17th July 2007, 11 am
On any given Web page, users will either click something that appears to take them closer to the fulfillment of their goal, or click the Back button on their Web browser.
— Mark Hurst
7th March 2007, 1:58 pm
You need to lay out the user interface components visually, by hand, with total control over where they go. Automated LayoutManagers don’t cut it. A corollary of this is that you can’t move a UI layout from one platform to another and have the computer make everything fit. Computers don’t lay out interfaces by themselves any better than they can translate French to English by themselves.
— Jens Alfke
22nd January 2007, 9:41 pm
In Which I Think About Java Again, But Only For A Moment. Convincing argument as to why desktop applications written in Java rarely have decent user interfaces.

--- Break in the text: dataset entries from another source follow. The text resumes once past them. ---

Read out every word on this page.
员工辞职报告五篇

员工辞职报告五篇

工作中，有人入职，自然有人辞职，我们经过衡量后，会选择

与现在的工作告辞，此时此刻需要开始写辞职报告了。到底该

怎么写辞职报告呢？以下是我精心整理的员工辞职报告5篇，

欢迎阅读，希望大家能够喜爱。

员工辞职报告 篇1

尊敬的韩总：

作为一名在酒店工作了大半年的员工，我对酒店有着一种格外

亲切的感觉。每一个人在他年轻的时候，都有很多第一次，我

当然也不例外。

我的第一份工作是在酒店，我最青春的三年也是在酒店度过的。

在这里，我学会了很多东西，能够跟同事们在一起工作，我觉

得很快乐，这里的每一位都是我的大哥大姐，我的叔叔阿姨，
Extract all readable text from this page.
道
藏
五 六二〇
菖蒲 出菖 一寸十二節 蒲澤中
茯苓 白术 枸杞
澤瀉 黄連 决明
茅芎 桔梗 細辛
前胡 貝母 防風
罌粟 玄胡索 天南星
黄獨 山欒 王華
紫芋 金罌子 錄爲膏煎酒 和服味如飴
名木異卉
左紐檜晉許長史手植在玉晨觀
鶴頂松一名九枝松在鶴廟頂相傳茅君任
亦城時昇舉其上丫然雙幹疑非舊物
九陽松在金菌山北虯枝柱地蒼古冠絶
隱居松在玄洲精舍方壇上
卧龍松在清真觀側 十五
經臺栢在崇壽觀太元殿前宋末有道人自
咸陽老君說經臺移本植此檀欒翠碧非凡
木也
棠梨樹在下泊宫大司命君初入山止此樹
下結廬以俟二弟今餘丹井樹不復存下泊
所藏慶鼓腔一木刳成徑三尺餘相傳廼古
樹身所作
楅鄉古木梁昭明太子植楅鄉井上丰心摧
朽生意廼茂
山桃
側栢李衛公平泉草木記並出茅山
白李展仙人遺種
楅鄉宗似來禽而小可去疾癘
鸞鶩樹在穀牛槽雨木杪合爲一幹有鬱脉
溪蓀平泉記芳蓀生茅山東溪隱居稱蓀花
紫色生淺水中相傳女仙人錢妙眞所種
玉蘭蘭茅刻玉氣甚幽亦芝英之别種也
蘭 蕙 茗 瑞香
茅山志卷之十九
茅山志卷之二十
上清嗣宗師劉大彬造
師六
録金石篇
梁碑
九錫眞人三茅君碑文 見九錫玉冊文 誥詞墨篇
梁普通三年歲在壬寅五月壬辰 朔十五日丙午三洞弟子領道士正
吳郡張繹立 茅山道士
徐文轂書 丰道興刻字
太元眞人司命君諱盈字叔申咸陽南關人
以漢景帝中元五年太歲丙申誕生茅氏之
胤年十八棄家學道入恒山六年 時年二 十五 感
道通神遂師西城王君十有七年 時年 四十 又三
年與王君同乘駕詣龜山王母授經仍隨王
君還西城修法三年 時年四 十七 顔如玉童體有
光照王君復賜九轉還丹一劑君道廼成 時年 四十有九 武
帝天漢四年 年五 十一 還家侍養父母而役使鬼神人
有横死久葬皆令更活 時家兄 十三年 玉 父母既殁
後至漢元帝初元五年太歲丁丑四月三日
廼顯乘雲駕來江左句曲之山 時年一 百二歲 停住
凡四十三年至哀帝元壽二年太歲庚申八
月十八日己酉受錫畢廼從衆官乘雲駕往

22nd January 2007, 9:39 pm
The way you make users understand your program model is with metaphors. When you make things look, feel, and most importantly, behave like things in the real world, users are more likely to figure out how to use the program, and the app will be easier to use. When you try to combine two very dramatically different real-world items (email and appointments) into the same kind of thing in the user interface, usability suffers because there’s no longer a real-world metaphor that applies.
— Joel Spolsky
22nd January 2007, 9:26 pm
Fast and Simple Usability Testing. Nat’s 24ways article on practical usability testing (and hedgehogs).
16th December 2006, 12:20 am
EasyEclipse
Back in November of 2004 I posted a rant about how difficult it was to download and install the Eclipse IDE from the official site. I’m delighted to hear that my rant was partially responsible for the creation of the EasyEclipse project, which not only provides easily installable packages for setting up a Java development environment but also covers LAMP development as well. [... 140 words]
Usable Security: Look Beyond the “Fundamental Conflict”. Security and usability are not conflicting goals.
18th March 2005, 2:27 am
User Education Is Not the Answer to Security Problems. Smart thinking on security from Jakob Nielsen.